The court heard that Ravivarthan was a 19-year-old student at ITE College Central at the time of the offences. His four co-accused knew each other either through school or a former employer.
They are: Rufus Rakesh Kumar Kalaiselvan, 18; Emmanuel Raymond, 19; Kshan Pillai Ganesan Pillai, 20; and Mahendra Sakkaravarthi Samraj Ahsockan, 33.
In late July 2020, Mahendra asked Kshan to help him get a bank account to receive a transfer of S$10,000, in exchange for a commission.
KShan asked Rufus for help to find a bank account. Rufus, in turn, approached the accused.
Rufus received S$10,000 in his bank account.
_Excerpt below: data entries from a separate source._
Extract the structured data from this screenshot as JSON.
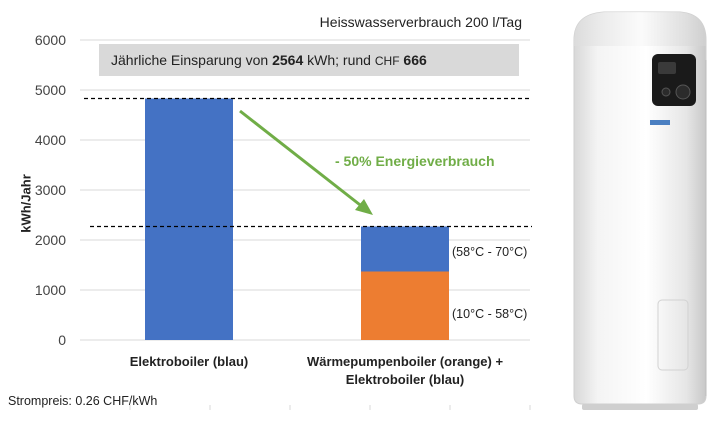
{
  "subtitle": "Heisswasserverbrauch 200 l/Tag",
  "savings": {
    "prefix": "Jährliche Einsparung von ",
    "kwh": "2564",
    "mid": " kWh; rund ",
    "currency": "CHF",
    "chf": "666"
  },
  "callout": "- 50% Energieverbrauch",
  "footnote": "Strompreis: 0.26 CHF/kWh",
  "segment_labels": {
    "upper": "(58°C - 70°C)",
    "lower": "(10°C - 58°C)"
  },
  "colors": {
    "blue": "#4472c4",
    "orange": "#ed7d31",
    "green": "#70ad47",
    "box": "#d9d9d9"
  },
  "chart_data": {
    "type": "bar",
    "stacked": true,
    "categories": [
      "Elektroboiler (blau)",
      "Wärmepumpenboiler (orange) + Elektroboiler (blau)"
    ],
    "category_lines": [
      [
        "Elektroboiler (blau)"
      ],
      [
        "Wärmepumpenboiler (orange) +",
        "Elektroboiler (blau)"
      ]
    ],
    "series": [
      {
        "color": "#ed7d31",
        "values": [
          0,
          1370
        ]
      },
      {
        "color": "#4472c4",
        "values": [
          4830,
          900
        ]
      }
    ],
    "ylabel": "kWh/Jahr",
    "ylim": [
      0,
      6000
    ],
    "yticks": [
      0,
      1000,
      2000,
      3000,
      4000,
      5000,
      6000
    ],
    "grid": true,
    "reference_lines": [
      4830,
      2270
    ]
  }
}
However, as he had a withdrawal limit of S$5,000, he transferred S$5,000 to Emmanuel.
THE SCAMMERS TURN ON EACH OTHER
Rufus and the accused had planned to scam Kshan of the S$5,000 in Rufus' bank account and keep it for themselves.
The accused, who had intended to cheat Rufus as well, told the latter to keep the money first when the sum was transferred to him.
He later told Rufus to transfer the money into a "safer account" that purportedly belonged to a person who was remanded. The "safer account" belonged instead to the accused's girlfriend.
Trusting the accused, Rufus transferred S$4,900 to the bank account that the accused provided.
Kshan soon realised that he was possibly being scammed and began threatening Rufus for the money. Afraid, Rufus told the accused, who told him to report Mahendra in order to get protection.
Rufus asked the accused to return the money to Kshan. The accused assured Rufus that he would, but he gambled away more than S$3,000 of the money. Only S$1,856 was recovered from his girlfriend's account.
The accused's offences came to light when a police report was made in July 2020, over a scam involving a 77-year-old victim. The elderly man had responded to a phone call by a scammer and provided his bank card details and the OTPs sent to him.
After this, 15 unauthorised transactions were made on the elderly man's card, leading to a loss of S$35,350.
Police investigations traced the transactions to Ravivarthan's four co-accused.
Defence lawyer Ashwin Ganapathy of IRB Law asked for a probation suitability report for his client, saying this was his first brush with the law.
He pointed to his client's young age, and said he was no longer in contact with any of the co-accused in the case, who are "a bad influence on him".
He is an only child raised by his mother, who was diagnosed with ovarian cancer in 2017. Ravivarthan stopped his education to provide financially for his family, said the lawyer.
The judge called for a probation suitability report and adjourned sentencing to March.